Lumi marchait juste derrière elle, ses pattes feutrées silencieuses sur le bois ancien, les yeux brillants dans la pénombre.

Elle arriva devant une porte plus massive que les autres, sculptée de symboles marins : une rose des vents, un hippocampe, et un sablier gravé en relief. C’était vraisemblablement la cabine du capitaine.

À l’intérieur, l’atmosphère changeait. La cabine, bien que modeste, dégageait une impression d’autorité et de mystère. Une grande table cartographique occupait le centre, couverte de cartes parcheminées, de compas, de plumes et de taches d’encre.
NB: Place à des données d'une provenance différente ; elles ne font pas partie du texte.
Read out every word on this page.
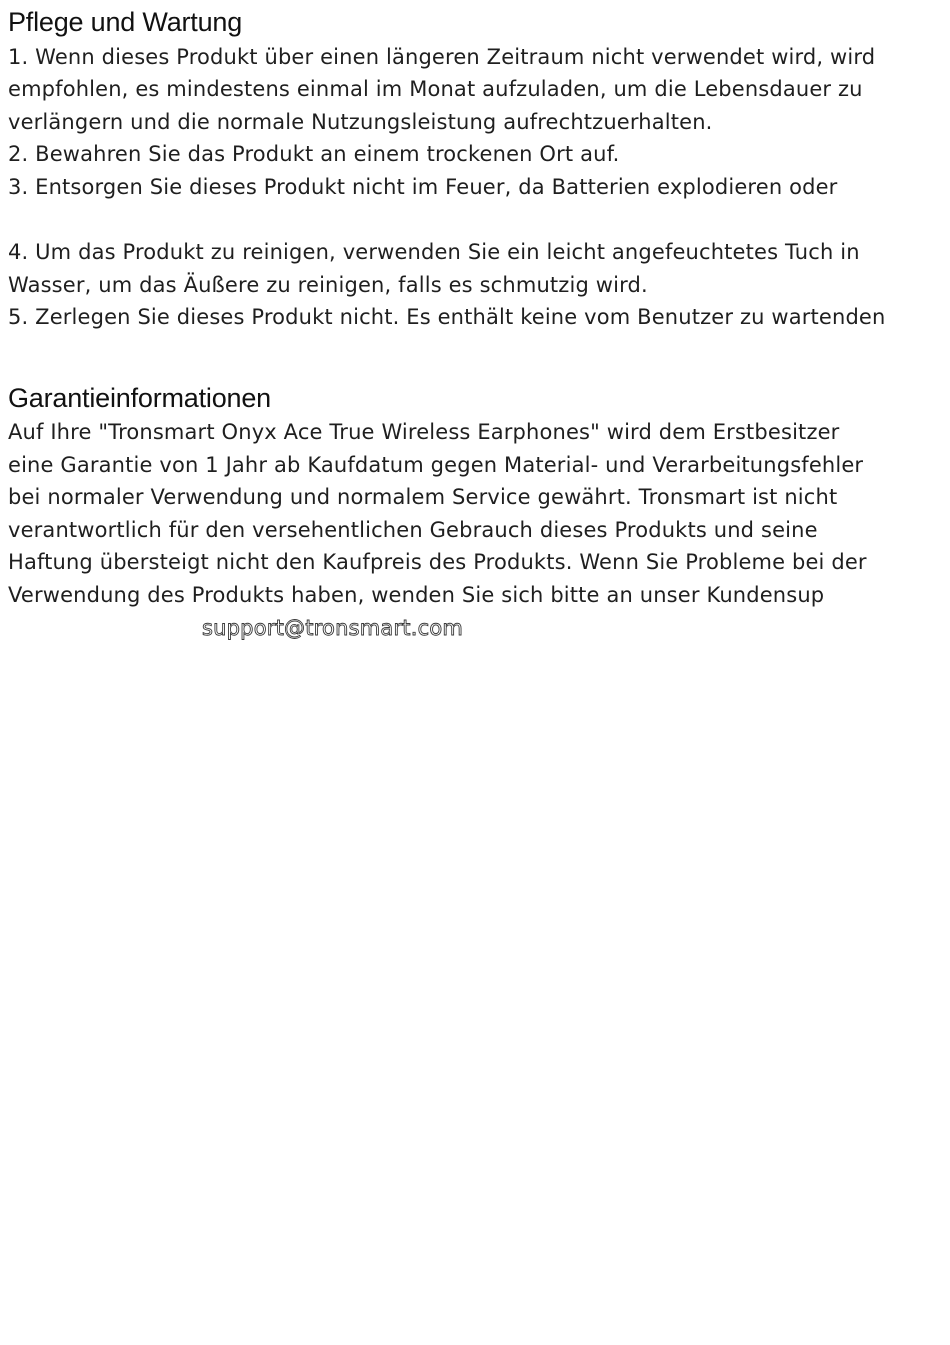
Pflege und Wartung

1. Wenn dieses Produkt über einen längeren Zeitraum nicht verwendet wird, wird

empfohlen, es mindestens einmal im Monat aufzuladen, um die Lebensdauer zu

verlängern und die normale Nutzungsleistung aufrechtzuerhalten.

2. Bewahren Sie das Produkt an einem trockenen Ort auf.

3. Entsorgen Sie dieses Produkt nicht im Feuer, da Batterien explodieren oder

4. Um das Produkt zu reinigen, verwenden Sie ein leicht angefeuchtetes Tuch in

Wasser, um das Äußere zu reinigen, falls es schmutzig wird.

5. Zerlegen Sie dieses Produkt nicht. Es enthält keine vom Benutzer zu wartenden

Garantieinformationen

Auf Ihre "Tronsmart Onyx Ace True Wireless Earphones" wird dem Erstbesitzer

eine Garantie von 1 Jahr ab Kaufdatum gegen Material- und Verarbeitungsfehler

bei normaler Verwendung und normalem Service gewährt. Tronsmart ist nicht

verantwortlich für den versehentlichen Gebrauch dieses Produkts und seine

Haftung übersteigt nicht den Kaufpreis des Produkts. Wenn Sie Probleme bei der

Verwendung des Produkts haben, wenden Sie sich bitte an unser Kundensup

support@tronsmart.com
Des étagères en acajou, chargées de journaux de bord, de fioles d’encre, et de vieux instruments de navigation, bordaient les murs. Un sabre rouillé reposait sur un crochet, juste au-dessus d’un fauteuil à haut dossier usé par le temps.

Lumi sauta doucement sur une petite malle contre le mur, observant la pièce d’un regard attentif, comme s’il sentait, lui aussi, que quelque chose clochait. Mais ce qui attira son attention, ce fut un meuble trônant à l’arrière, près du hublot. Un cabinet fermé, orné de motifs marins, légèrement entrouvert. Une aura étrange en émanait. Quelque chose l’attendait là, tapi dans l’ombre. Elle savait qu’elle devait l’examiner.